Anlass für die Ermittlungen ist ein Urteil des Gerichtshofs der Europäischen Union aus dem Jahr 2021, das die ursprüngliche Genehmigung der Kommission für den Verkauf im Jahr 2014 für nichtig erklärte. Nun wird geprüft, ob das Verfahren offen, transparent und diskriminierungsfrei ablief. Zudem soll geklärt werden, ob die Verkaufsentscheidung dem deutschen Staat zuzurechnen ist und ob Capricorn durch das Ausschreibungsverfahren unzulässige Vorteile erlangt hat.
Auch Vorwürfe zusätzlicher staatlicher Beihilfen nach dem Verkauf werden untersucht, darunter Behauptungen über einen reduzierten Kaufpreis und gestundete Zahlungen. Der Fall ist unter der Nummer SA.31550 im Beihilferegister der Kommission erfasst.
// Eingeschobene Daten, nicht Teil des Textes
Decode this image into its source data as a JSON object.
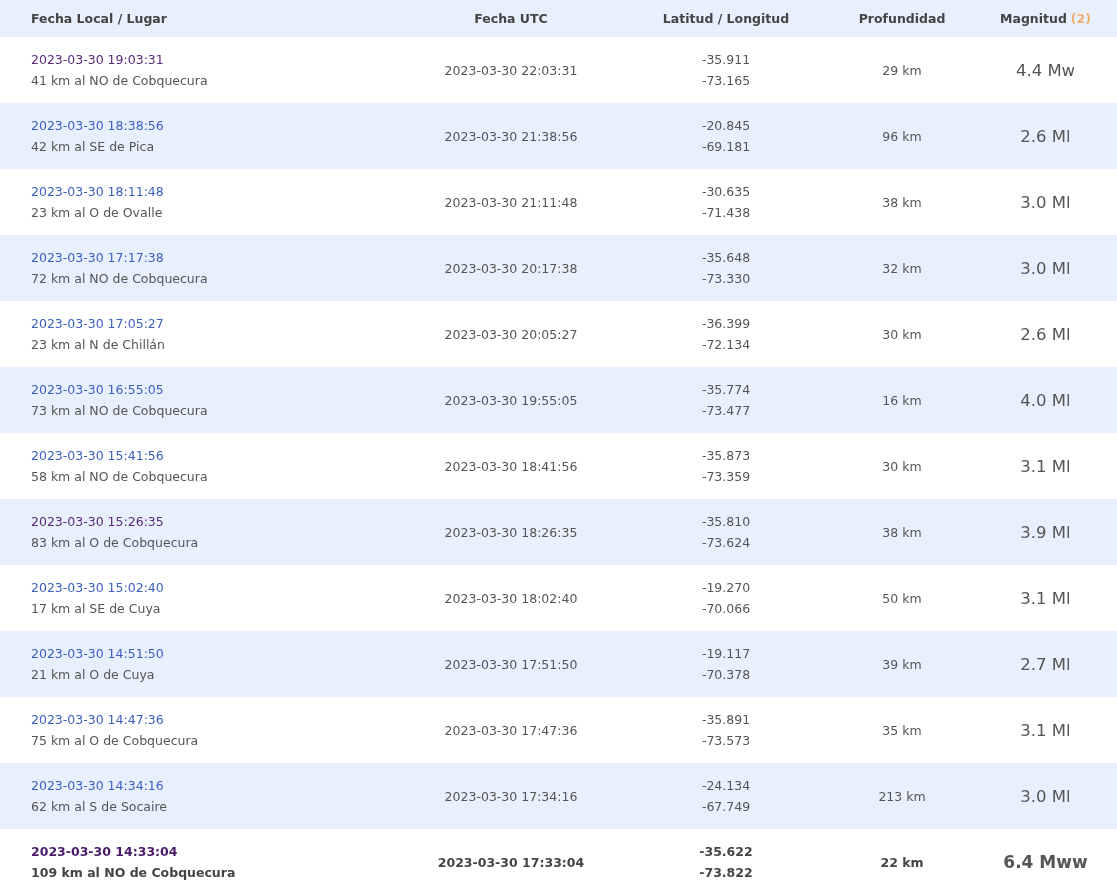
{
  "table": {
    "columns": [
      {
        "label": "Fecha Local / Lugar"
      },
      {
        "label": "Fecha UTC"
      },
      {
        "label": "Latitud / Longitud"
      },
      {
        "label": "Profundidad"
      },
      {
        "label": "Magnitud",
        "count": "(2)"
      }
    ],
    "rows": [
      {
        "local": "2023-03-30 19:03:31",
        "visited": true,
        "place": "41 km al NO de Cobquecura",
        "utc": "2023-03-30 22:03:31",
        "lat": "-35.911",
        "lon": "-73.165",
        "depth": "29 km",
        "magnitude": "4.4 Mw",
        "highlighted": false
      },
      {
        "local": "2023-03-30 18:38:56",
        "visited": false,
        "place": "42 km al SE de Pica",
        "utc": "2023-03-30 21:38:56",
        "lat": "-20.845",
        "lon": "-69.181",
        "depth": "96 km",
        "magnitude": "2.6 Ml",
        "highlighted": false
      },
      {
        "local": "2023-03-30 18:11:48",
        "visited": false,
        "place": "23 km al O de Ovalle",
        "utc": "2023-03-30 21:11:48",
        "lat": "-30.635",
        "lon": "-71.438",
        "depth": "38 km",
        "magnitude": "3.0 Ml",
        "highlighted": false
      },
      {
        "local": "2023-03-30 17:17:38",
        "visited": false,
        "place": "72 km al NO de Cobquecura",
        "utc": "2023-03-30 20:17:38",
        "lat": "-35.648",
        "lon": "-73.330",
        "depth": "32 km",
        "magnitude": "3.0 Ml",
        "highlighted": false
      },
      {
        "local": "2023-03-30 17:05:27",
        "visited": false,
        "place": "23 km al N de Chillán",
        "utc": "2023-03-30 20:05:27",
        "lat": "-36.399",
        "lon": "-72.134",
        "depth": "30 km",
        "magnitude": "2.6 Ml",
        "highlighted": false
      },
      {
        "local": "2023-03-30 16:55:05",
        "visited": false,
        "place": "73 km al NO de Cobquecura",
        "utc": "2023-03-30 19:55:05",
        "lat": "-35.774",
        "lon": "-73.477",
        "depth": "16 km",
        "magnitude": "4.0 Ml",
        "highlighted": false
      },
      {
        "local": "2023-03-30 15:41:56",
        "visited": false,
        "place": "58 km al NO de Cobquecura",
        "utc": "2023-03-30 18:41:56",
        "lat": "-35.873",
        "lon": "-73.359",
        "depth": "30 km",
        "magnitude": "3.1 Ml",
        "highlighted": false
      },
      {
        "local": "2023-03-30 15:26:35",
        "visited": true,
        "place": "83 km al O de Cobquecura",
        "utc": "2023-03-30 18:26:35",
        "lat": "-35.810",
        "lon": "-73.624",
        "depth": "38 km",
        "magnitude": "3.9 Ml",
        "highlighted": false
      },
      {
        "local": "2023-03-30 15:02:40",
        "visited": false,
        "place": "17 km al SE de Cuya",
        "utc": "2023-03-30 18:02:40",
        "lat": "-19.270",
        "lon": "-70.066",
        "depth": "50 km",
        "magnitude": "3.1 Ml",
        "highlighted": false
      },
      {
        "local": "2023-03-30 14:51:50",
        "visited": false,
        "place": "21 km al O de Cuya",
        "utc": "2023-03-30 17:51:50",
        "lat": "-19.117",
        "lon": "-70.378",
        "depth": "39 km",
        "magnitude": "2.7 Ml",
        "highlighted": false
      },
      {
        "local": "2023-03-30 14:47:36",
        "visited": false,
        "place": "75 km al O de Cobquecura",
        "utc": "2023-03-30 17:47:36",
        "lat": "-35.891",
        "lon": "-73.573",
        "depth": "35 km",
        "magnitude": "3.1 Ml",
        "highlighted": false
      },
      {
        "local": "2023-03-30 14:34:16",
        "visited": false,
        "place": "62 km al S de Socaire",
        "utc": "2023-03-30 17:34:16",
        "lat": "-24.134",
        "lon": "-67.749",
        "depth": "213 km",
        "magnitude": "3.0 Ml",
        "highlighted": false
      },
      {
        "local": "2023-03-30 14:33:04",
        "visited": true,
        "place": "109 km al NO de Cobquecura",
        "utc": "2023-03-30 17:33:04",
        "lat": "-35.622",
        "lon": "-73.822",
        "depth": "22 km",
        "magnitude": "6.4 Mww",
        "highlighted": true
      }
    ]
  }
}
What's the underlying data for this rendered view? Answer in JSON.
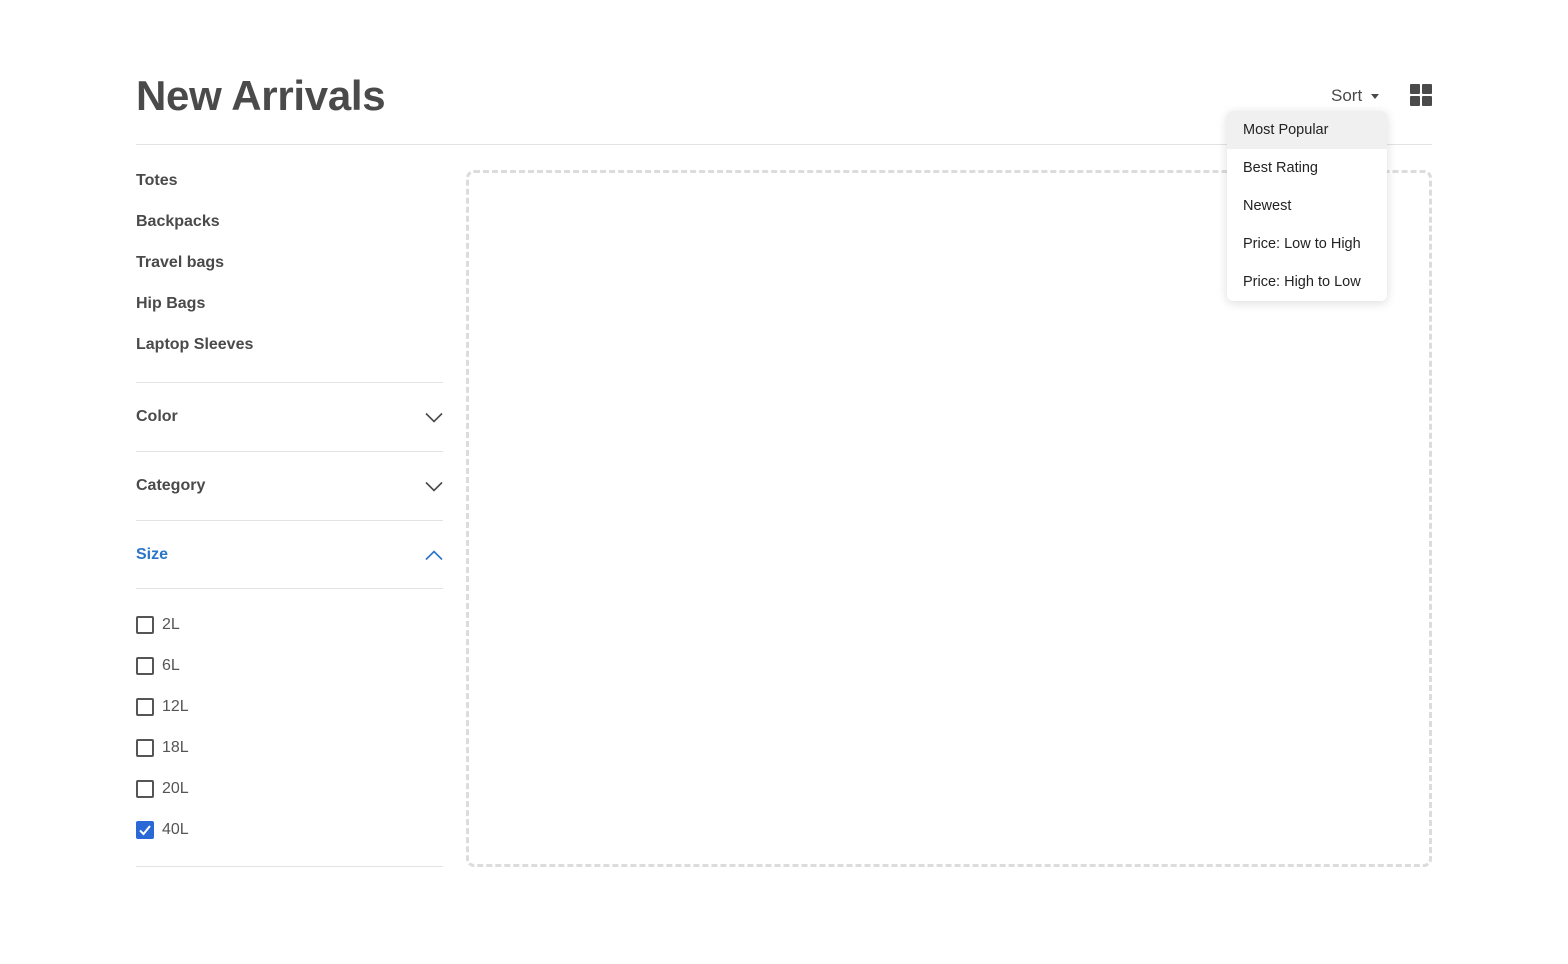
{
  "header": {
    "title": "New Arrivals",
    "sort_label": "Sort"
  },
  "categories": [
    "Totes",
    "Backpacks",
    "Travel bags",
    "Hip Bags",
    "Laptop Sleeves"
  ],
  "filters": {
    "color_label": "Color",
    "category_label": "Category",
    "size_label": "Size",
    "size_options": [
      {
        "label": "2L",
        "checked": false
      },
      {
        "label": "6L",
        "checked": false
      },
      {
        "label": "12L",
        "checked": false
      },
      {
        "label": "18L",
        "checked": false
      },
      {
        "label": "20L",
        "checked": false
      },
      {
        "label": "40L",
        "checked": true
      }
    ]
  },
  "sort_menu": {
    "options": [
      "Most Popular",
      "Best Rating",
      "Newest",
      "Price: Low to High",
      "Price: High to Low"
    ],
    "highlighted": "Most Popular"
  },
  "colors": {
    "text": "#4a4a4a",
    "accent": "#2a74c9",
    "checkbox_checked": "#2a68d7",
    "divider": "#e3e3e3"
  },
  "icons": {
    "sort_caret": "caret-down-icon",
    "grid_view": "grid-icon",
    "collapsed": "chevron-down-icon",
    "expanded": "chevron-up-icon",
    "check": "check-icon"
  }
}
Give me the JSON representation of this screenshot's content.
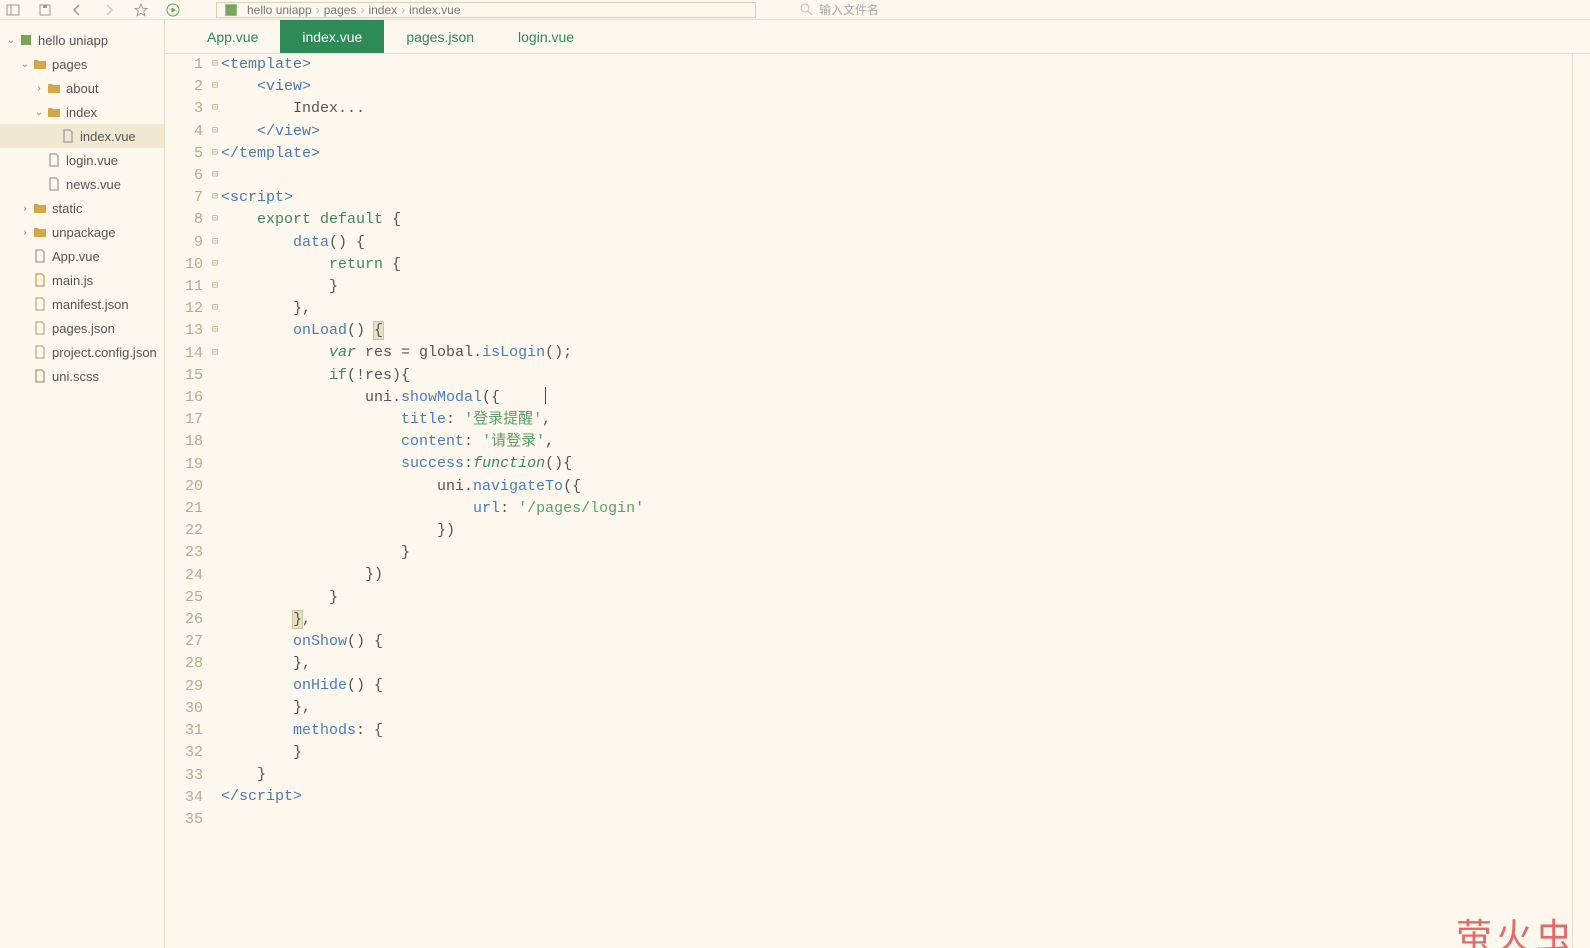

Deutschland und andere beteiligte Parteien haben die Möglichkeit, im Rahmen der Untersuchung Stellungnahmen abzugeben. Die Kommission betonte, dass das Verfahren keine Vorwegnahme des Ergebnisses darstelle. Weitere Details werden veröffentlicht, sobald vertraulichkeitsrelevante Aspekte geklärt sind.
Ziel der Untersuchung ist es, festzustellen, ob der Verkauf den EU-Vorschriften entsprach. Die Ergebnisse sollen aufdecken, ob Capricorn unzulässige staatliche Unterstützung erhalten hat. Im Laufe des Verfahrens werden weitere Informationen der Öffentlichkeit zugänglich gemacht.